Two-minutes turned into a two-week journey.
The vase in question, according to the object file, was made by a French artist named Auguste Heiligenstein Chattrousse. It took only a quick Google search to find Auguste Heiligenstein, but where did “Chattrousse” come from? A little more research revealed Heiligenstein was married to a woman named Odette Chattrousse. Could it be? Could a Frenchman in the early twentieth-century have taken his wife’s name?
I set off to find the original purchase invoice for the vase, hoping it would verify the artist’s name. What I uncovered sent my search in a whole new direction. Three pieces were purchased by George Booth: two made of enamel and glass, with the artist listed as “Mr. Heiligenstein,” and one ceramic vase, listed as the work of…Mrs. Heiligenstein?!?

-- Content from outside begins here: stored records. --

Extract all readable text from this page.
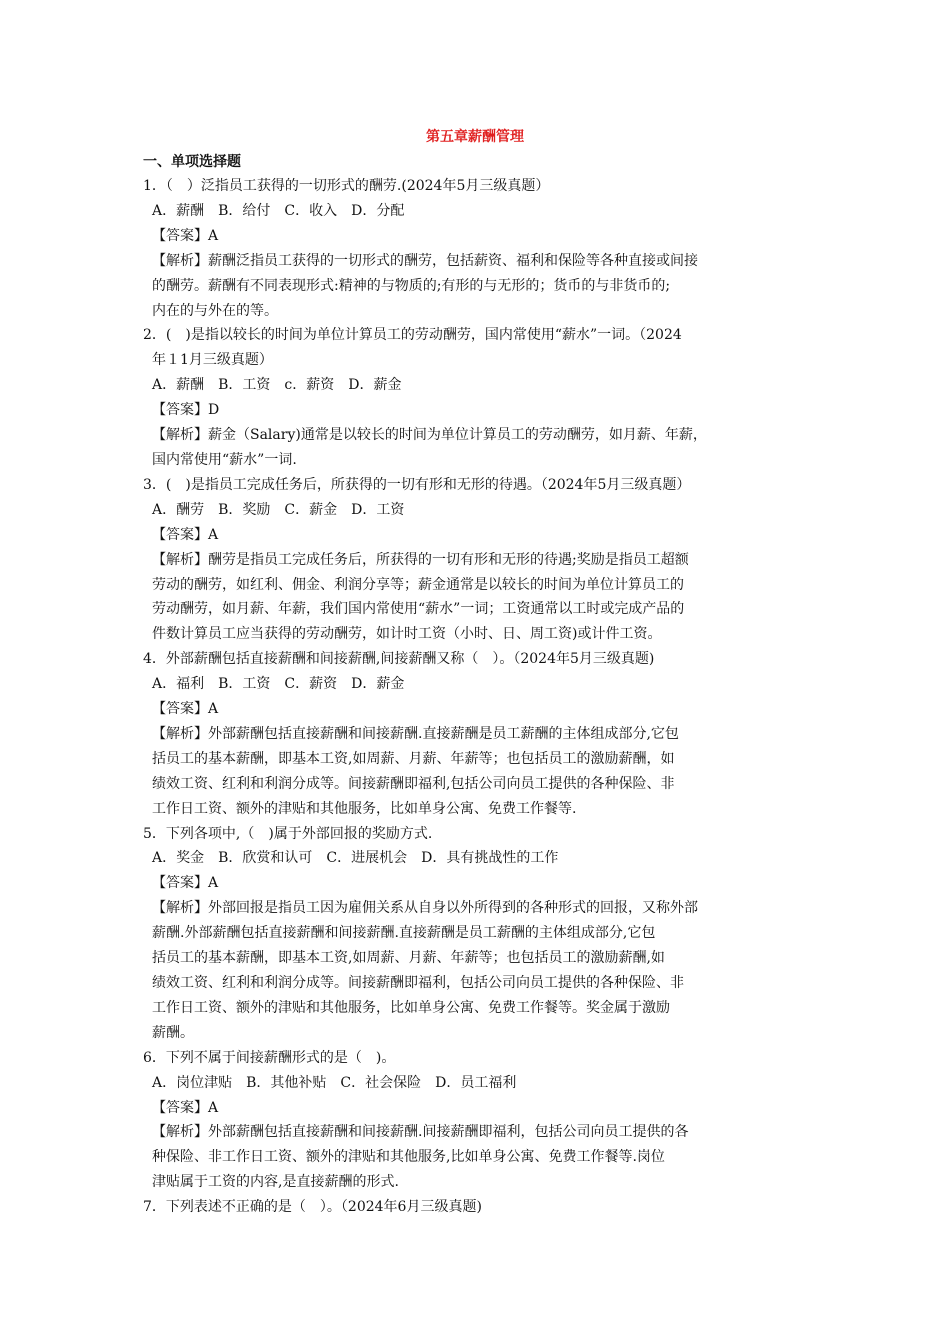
第五章薪酬管理
一、单项选择题
1．（　）泛指员工获得的一切形式的酬劳.(2024年5月三级真题）
A．薪酬　B．给付　C．收入　D．分配
【答案】A

【解析】薪酬泛指员工获得的一切形式的酬劳，包括薪资、福利和保险等各种直接或间接

的酬劳。薪酬有不同表现形式:精神的与物质的;有形的与无形的；货币的与非货币的;

内在的与外在的等。

2．(　)是指以较长的时间为单位计算员工的劳动酬劳，国内常使用“薪水”一词。（2024
年１1月三级真题）
A．薪酬　B．工资　c．薪资　D．薪金
【答案】D

【解析】薪金（Salary)通常是以较长的时间为单位计算员工的劳动酬劳，如月薪、年薪，

国内常使用“薪水”一词.

3．(　)是指员工完成任务后，所获得的一切有形和无形的待遇。（2024年5月三级真题）
A．酬劳　B．奖励　C．薪金　D．工资
【答案】A

【解析】酬劳是指员工完成任务后，所获得的一切有形和无形的待遇;奖励是指员工超额

劳动的酬劳，如红利、佣金、利润分享等；薪金通常是以较长的时间为单位计算员工的

劳动酬劳，如月薪、年薪，我们国内常使用“薪水”一词；工资通常以工时或完成产品的

件数计算员工应当获得的劳动酬劳，如计时工资（小时、日、周工资)或计件工资。

4．外部薪酬包括直接薪酬和间接薪酬,间接薪酬又称（　）。（2024年5月三级真题)
A．福利　B．工资　C．薪资　D．薪金
【答案】A

【解析】外部薪酬包括直接薪酬和间接薪酬.直接薪酬是员工薪酬的主体组成部分,它包

括员工的基本薪酬，即基本工资,如周薪、月薪、年薪等；也包括员工的激励薪酬，如

绩效工资、红利和利润分成等。间接薪酬即福利,包括公司向员工提供的各种保险、非

工作日工资、额外的津贴和其他服务，比如单身公寓、免费工作餐等.

5．下列各项中,（　)属于外部回报的奖励方式.
A．奖金　B．欣赏和认可　C．进展机会　D．具有挑战性的工作
【答案】A

【解析】外部回报是指员工因为雇佣关系从自身以外所得到的各种形式的回报，又称外部

薪酬.外部薪酬包括直接薪酬和间接薪酬.直接薪酬是员工薪酬的主体组成部分,它包

括员工的基本薪酬，即基本工资,如周薪、月薪、年薪等；也包括员工的激励薪酬,如

绩效工资、红利和利润分成等。间接薪酬即福利，包括公司向员工提供的各种保险、非

工作日工资、额外的津贴和其他服务，比如单身公寓、免费工作餐等。奖金属于激励

薪酬。

6．下列不属于间接薪酬形式的是（　)。
A．岗位津贴　B．其他补贴　C．社会保险　D．员工福利
【答案】A

【解析】外部薪酬包括直接薪酬和间接薪酬.间接薪酬即福利，包括公司向员工提供的各

种保险、非工作日工资、额外的津贴和其他服务,比如单身公寓、免费工作餐等.岗位

津贴属于工资的内容,是直接薪酬的形式.

7．下列表述不正确的是（　）。（2024年6月三级真题)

My mission took a new turn. Instead of confirming the artist’s name, I had to prove which artist was responsible for the piece. I hopped back on the computer to learn about Mrs. Heiligenstein. Unfortunately, I hit a French roadblock (apparently, the Heiligensteins aren’t overly popular with the English-speaking set). Now, I’ve never had an ear for foreign languages and even after five years of German I only know three words (Ja, Nein, and rollkragen). After a fruitless search for colleagues who speak French, I came across a book (written in English!) that mentioned the Heiligensteins.
A week and half later, through inter-library loan, I received my next clue. In “The Art of Glass: Art Nouveau to Art Deco” by Victor Arwas, with contributions by Susan Newell, I learned several interesting tidbits. Heiligenstein had trained in glass and enamel and was working for an artist named Marcel Goupy. All items coming out of Goupy’s studio were signed by him; he refused to allow Heiligenstein to exhibit his own work under his own name. When Heiligenstein was introduced to a ceramic artist named Odette Chattrousse, she invited him to work in her studio. Within a few years, the two married.

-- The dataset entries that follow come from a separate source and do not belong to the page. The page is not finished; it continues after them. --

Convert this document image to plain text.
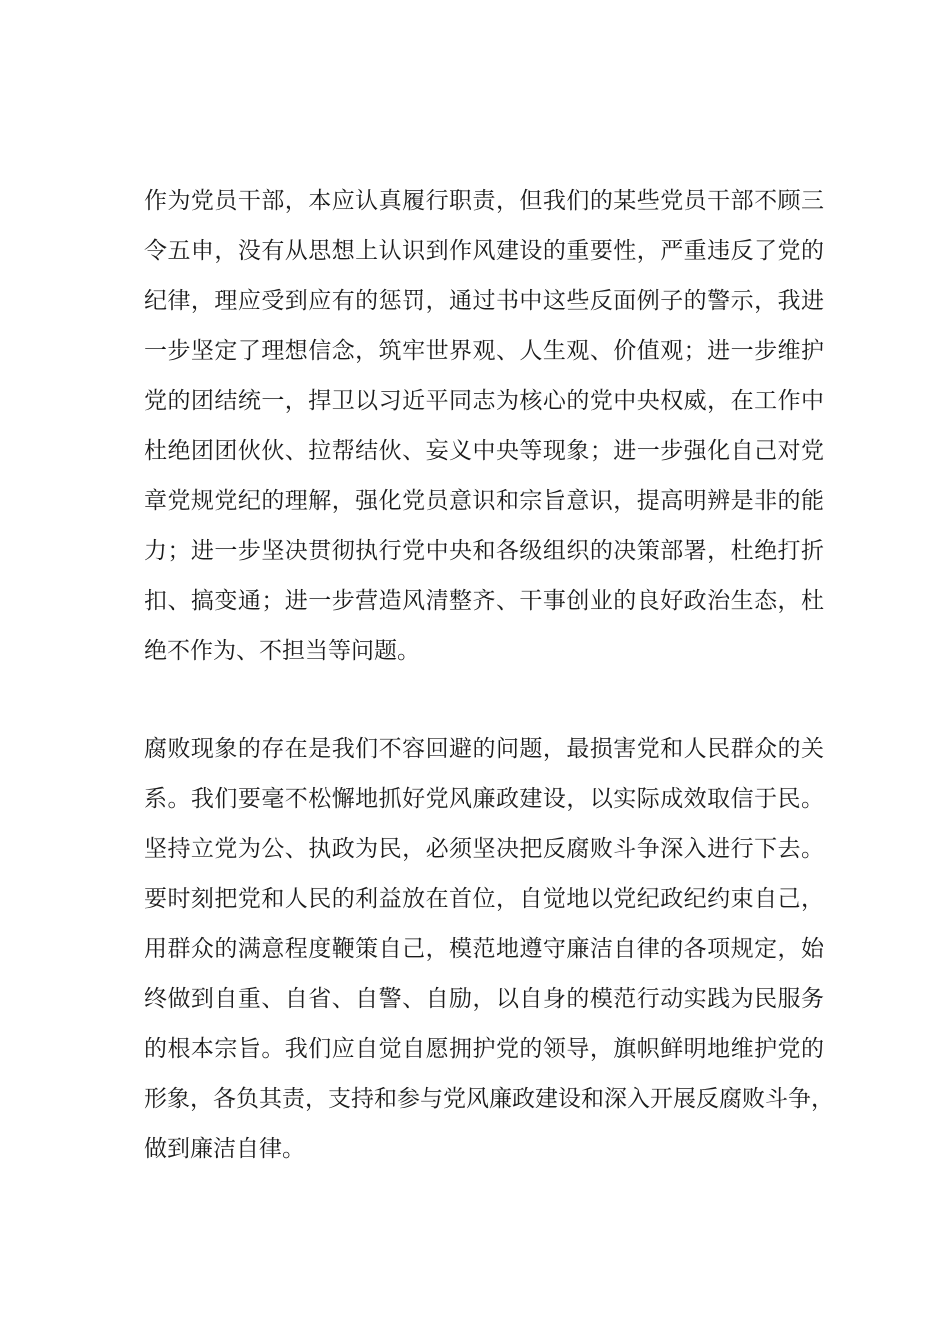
作为党员干部，本应认真履行职责，但我们的某些党员干部不顾三
令五申，没有从思想上认识到作风建设的重要性，严重违反了党的
纪律，理应受到应有的惩罚，通过书中这些反面例子的警示，我进
一步坚定了理想信念，筑牢世界观、人生观、价值观；进一步维护
党的团结统一，捍卫以习近平同志为核心的党中央权威，在工作中
杜绝团团伙伙、拉帮结伙、妄义中央等现象；进一步强化自己对党
章党规党纪的理解，强化党员意识和宗旨意识，提高明辨是非的能
力；进一步坚决贯彻执行党中央和各级组织的决策部署，杜绝打折
扣、搞变通；进一步营造风清整齐、干事创业的良好政治生态，杜
绝不作为、不担当等问题。
腐败现象的存在是我们不容回避的问题，最损害党和人民群众的关
系。我们要毫不松懈地抓好党风廉政建设，以实际成效取信于民。
坚持立党为公、执政为民，必须坚决把反腐败斗争深入进行下去。
要时刻把党和人民的利益放在首位，自觉地以党纪政纪约束自己，
用群众的满意程度鞭策自己，模范地遵守廉洁自律的各项规定，始
终做到自重、自省、自警、自励，以自身的模范行动实践为民服务
的根本宗旨。我们应自觉自愿拥护党的领导，旗帜鲜明地维护党的
形象，各负其责，支持和参与党风廉政建设和深入开展反腐败斗争，
做到廉洁自律。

The major break in the case came from Heiligenstein’s maker’s mark. Heiligenstein spelled out his name (as found on the two glass and enamel pieces still in the collection of the Cranbrook Art Museum). An excited group of Center staff rushed to Cranbrook House, flipped over the vase, and found not Heiligenstein’s mark, but the initials OCH. Odette Chattrousse Heiligenstein.
At one time, Heiligenstein had unhappily been denied the right to claim his work as his own; yet today, his wife’s work is commonly attributed to him. Perhaps they collaborated on this vase, but even so, Chattrousse deserves equal credit to Heiligenstein. And now she has.